Once, when Boobo was turning 2 years(old), there was a big party. Foodo was only 2 months old(adult). All Fartoenes had big disco. They also invited Honey Boo Boo and her mom. The singer was Justin Bieber, so every Fartoenes died. Only Fartoenes that were remaining were Foodo and Boobo. Boobo, then dissappeared. He had a magic shit, when he will give the shit into his butt, he will be invisible. Foodo was looking where his father is. Then One Direction came, and killed Honey Boo Boo and her mom. Foodo then eated Honey Boo Boo because he loved honey. He then maked ear-piercing fart, that killed Justin and One Direction. Later, as Foodo found out, Gangalf wanted something from him. Gangalf gave Foodo the magic shit. Gangalf sayid "Foodo, do you see anything writed on this shit?". Food sayd "Yeah... Made in China". Gangalf then screamed "NOT THIS ONE! THE OTHER TEXT!!". "Erm... Made by Justin Bieber." Gangalf smiled " Do you know what this shit can do?" "No..." Replyed Foodo. "When you out it in your butt, you become invisible. But use it wisely!

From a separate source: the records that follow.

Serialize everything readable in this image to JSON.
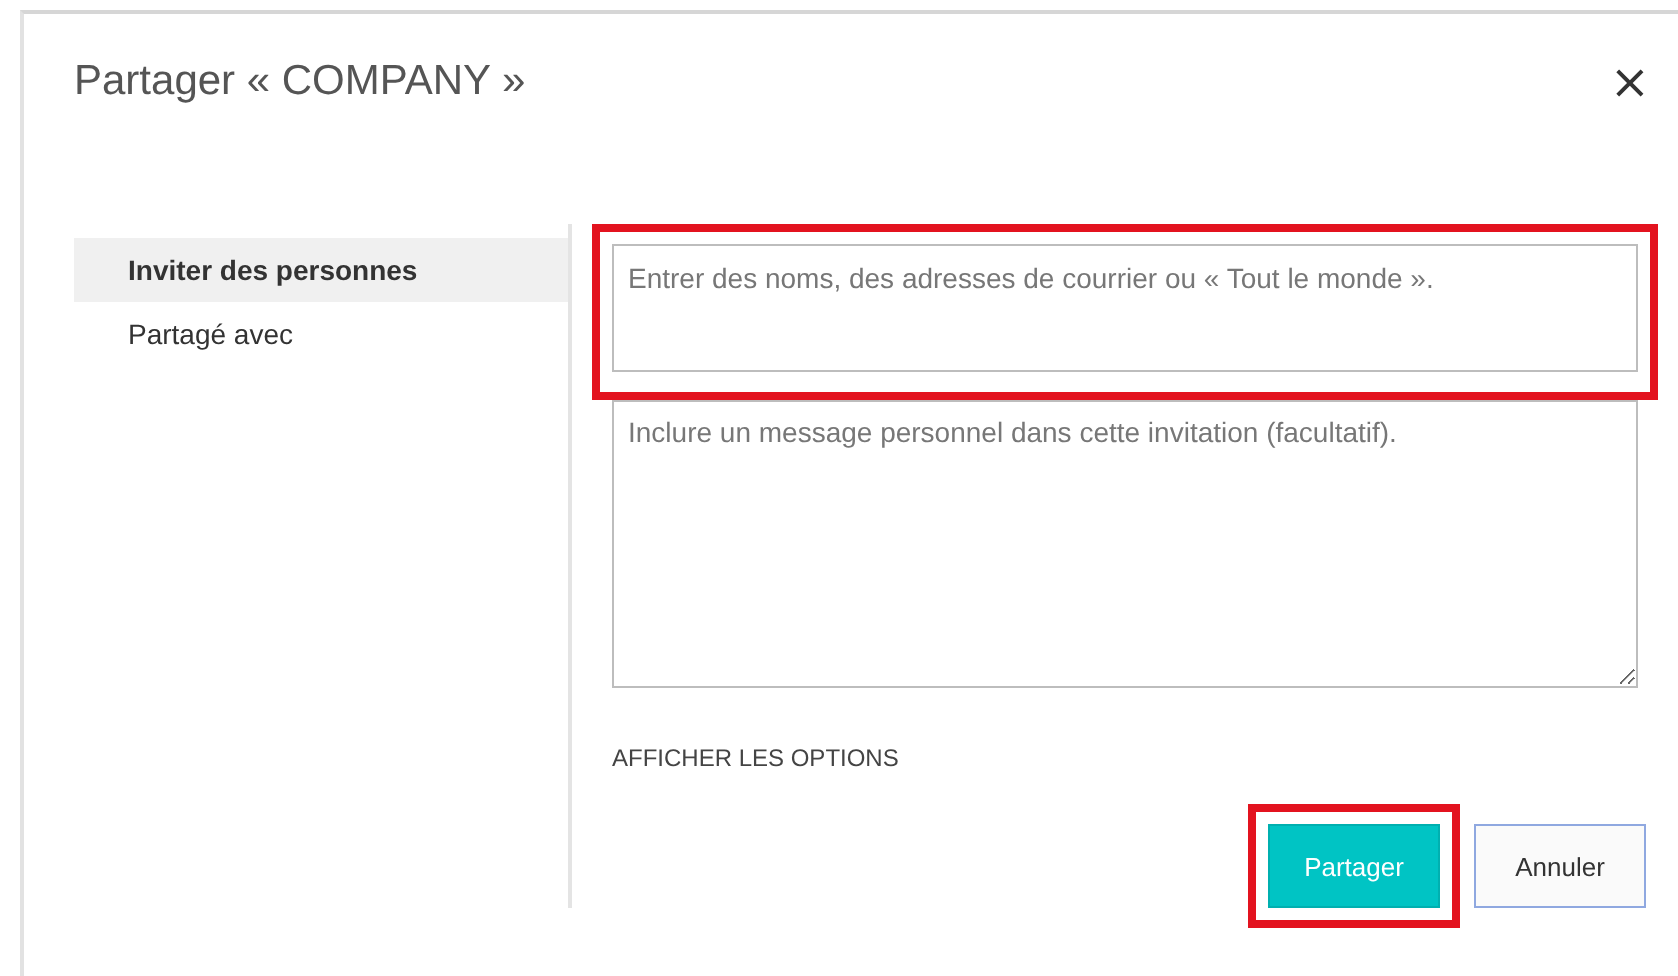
{
  "dialog": {
    "title": "Partager « COMPANY »",
    "close": "×"
  },
  "sidebar": {
    "items": [
      {
        "label": "Inviter des personnes",
        "selected": true
      },
      {
        "label": "Partagé avec",
        "selected": false
      }
    ]
  },
  "people_field": {
    "placeholder": "Entrer des noms, des adresses de courrier ou « Tout le monde ».",
    "highlighted": true
  },
  "message_field": {
    "placeholder": "Inclure un message personnel dans cette invitation (facultatif).",
    "highlighted": false
  },
  "options_link": "AFFICHER LES OPTIONS",
  "buttons": [
    {
      "label": "Partager",
      "kind": "primary",
      "highlighted": true
    },
    {
      "label": "Annuler",
      "kind": "secondary",
      "highlighted": false
    }
  ]
}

It can make from your brain little shit." Foodo then was going to adventure with Shitin' and Jam. They were going into peaceful forest. Later they found Lego. Lego was Shitelf. Shitelves are known for excellent shits. Shitelves have big ears like rabbit, and also have rabbit teeth. Shitelves had long hair, and always weared makeup. There were no Shitelf male in the world. Every shitelf had giant breasts and giant butt. Lego was one of the sexyer shitelves. Foodo, Jam and Shitin' liked when Lego was going first, because of her giant butt. They were looking on her butt that much, that it hipnotized them. When they were out of that forest, they saw Uglyiurm. Uglyiurm was ugly. They killed Uglyirurm using theyr fart.

After 10000 years, they found tower of Moron. At top of tower of Moron was Shitsaurus's eye. It was ugly. Foodo, Jam , Shitin' and Lego farted all at once. Then the world ended. It was year 2012, and I don't care that now is year 2014.